Source code for CIME.XML.env_mach_pes

"""
Interface to the env_mach_pes.xml file.  This class inherits from EntryID
"""
from CIME.XML.standard_module_setup import *
from CIME import utils
from CIME.XML.env_base import EnvBase
import math

logger = logging.getLogger(__name__)



[docs]
class EnvMachPes(EnvBase):
    def __init__(
        self,
        case_root=None,
        infile="env_mach_pes.xml",
        components=None,
        read_only=False,
        comp_interface="mct",
    ):
        """
        initialize an object interface to file env_mach_pes.xml in the case directory
        """
        self._components = components
        self._comp_interface = comp_interface

        schema = os.path.join(utils.get_schema_path(), "env_mach_pes.xsd")
        EnvBase.__init__(self, case_root, infile, schema=schema, read_only=read_only)


[docs]
    def add_comment(self, comment):
        if comment is not None:
            node = self.make_child("comment", text=comment)
            # make_child adds to the end of the file but we want it to follow the header
            # so we need to remove it and add it in the correct position
            self.remove_child(node)
            self.add_child(node, position=1)



[docs]
    def get_value(
        self,
        vid,
        attribute=None,
        resolved=True,
        subgroup=None,
    ):  # pylint: disable=arguments-differ
        # Special variable NINST_MAX is used to determine the number of
        # drivers in multi-driver mode.
        if vid == "NINST_MAX":
            # in the nuopc driver there is only a single NINST value
            value = 1
            for comp in self._components:
                if comp != "CPL":
                    value = max(value, self.get_value("NINST_{}".format(comp)))
            return value

        value = EnvBase.get_value(self, vid, attribute, resolved, subgroup)
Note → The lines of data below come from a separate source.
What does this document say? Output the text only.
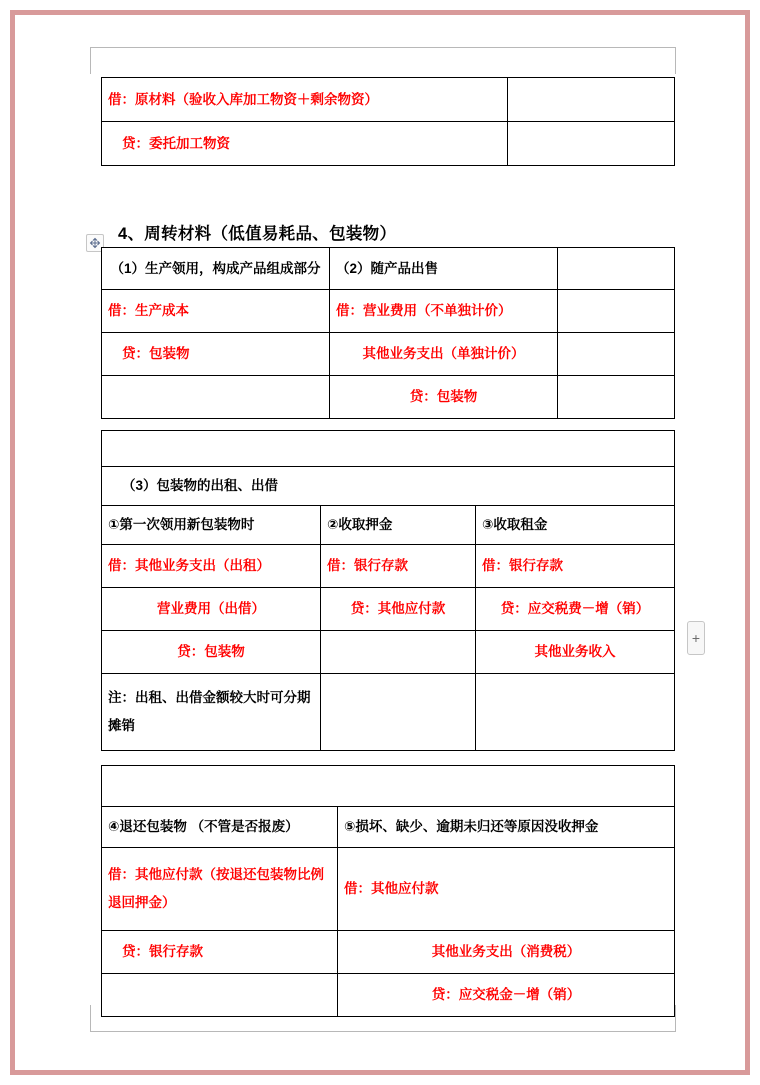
借：原材料（验收入库加工物资＋剩余物资）	
贷：委托加工物资	
4、周转材料（低值易耗品、包装物）
（1）生产领用，构成产品组成部分	（2）随产品出售	
借：生产成本	借：营业费用（不单独计价）	
贷：包装物	其他业务支出（单独计价）	
	贷：包装物	

（3）包装物的出租、出借		
①第一次领用新包装物时	②收取押金	③收取租金
借：其他业务支出（出租）	借：银行存款	借：银行存款
营业费用（出借）	贷：其他应付款	贷：应交税费－增（销）
贷：包装物		其他业务收入
注：出租、出借金额较大时可分期摊销		
+

④退还包装物 （不管是否报废）	⑤损坏、缺少、逾期未归还等原因没收押金
借：其他应付款（按退还包装物比例退回押金）	借：其他应付款
贷：银行存款	其他业务支出（消费税）
	贷：应交税金－增（销）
        if "NTASKS" in vid or "ROOTPE" in vid:
            max_mpitasks_per_node = self.get_value("MAX_MPITASKS_PER_NODE")
            max_cputasks_per_gpu_node = self.get_value("MAX_CPUTASKS_PER_GPU_NODE")
            ngpus_per_node = self.get_value("NGPUS_PER_NODE")
            if (ngpus_per_node and value) and value < 0:
                value = -1 * value * max_cputasks_per_gpu_node
            elif value and value < 0:
                value = -1 * value * max_mpitasks_per_node
        # in the nuopc driver there is only one NINST value
        # so that NINST_{comp} = NINST
        if "NINST_" in vid and value is None:
            value = self.get_value("NINST")
        return value



[docs]
    def set_value(self, vid, value, subgroup=None, ignore_type=False):
        """
        Set the value of an entry-id field to value
        Returns the value or None if not found
        subgroup is ignored in the general routine and applied in specific methods
        """
        if vid == "MULTI_DRIVER" and value:
            ninst_max = self.get_value("NINST_MAX")
            for comp in self._components:
                if comp == "CPL":
                    continue
                ninst = self.get_value("NINST_{}".format(comp))
                expect(
                    ninst == ninst_max,
                    "All components must have the same NINST value in multi_driver mode.  NINST_{}={} shoud be {}".format(
                        comp, ninst, ninst_max
                    ),
                )

        if ("NTASKS" in vid or "NTHRDS" in vid) and vid != "PIO_ASYNCIO_NTASKS":
            expect(value != 0, f"Cannot set NTASKS or NTHRDS to 0 {vid}")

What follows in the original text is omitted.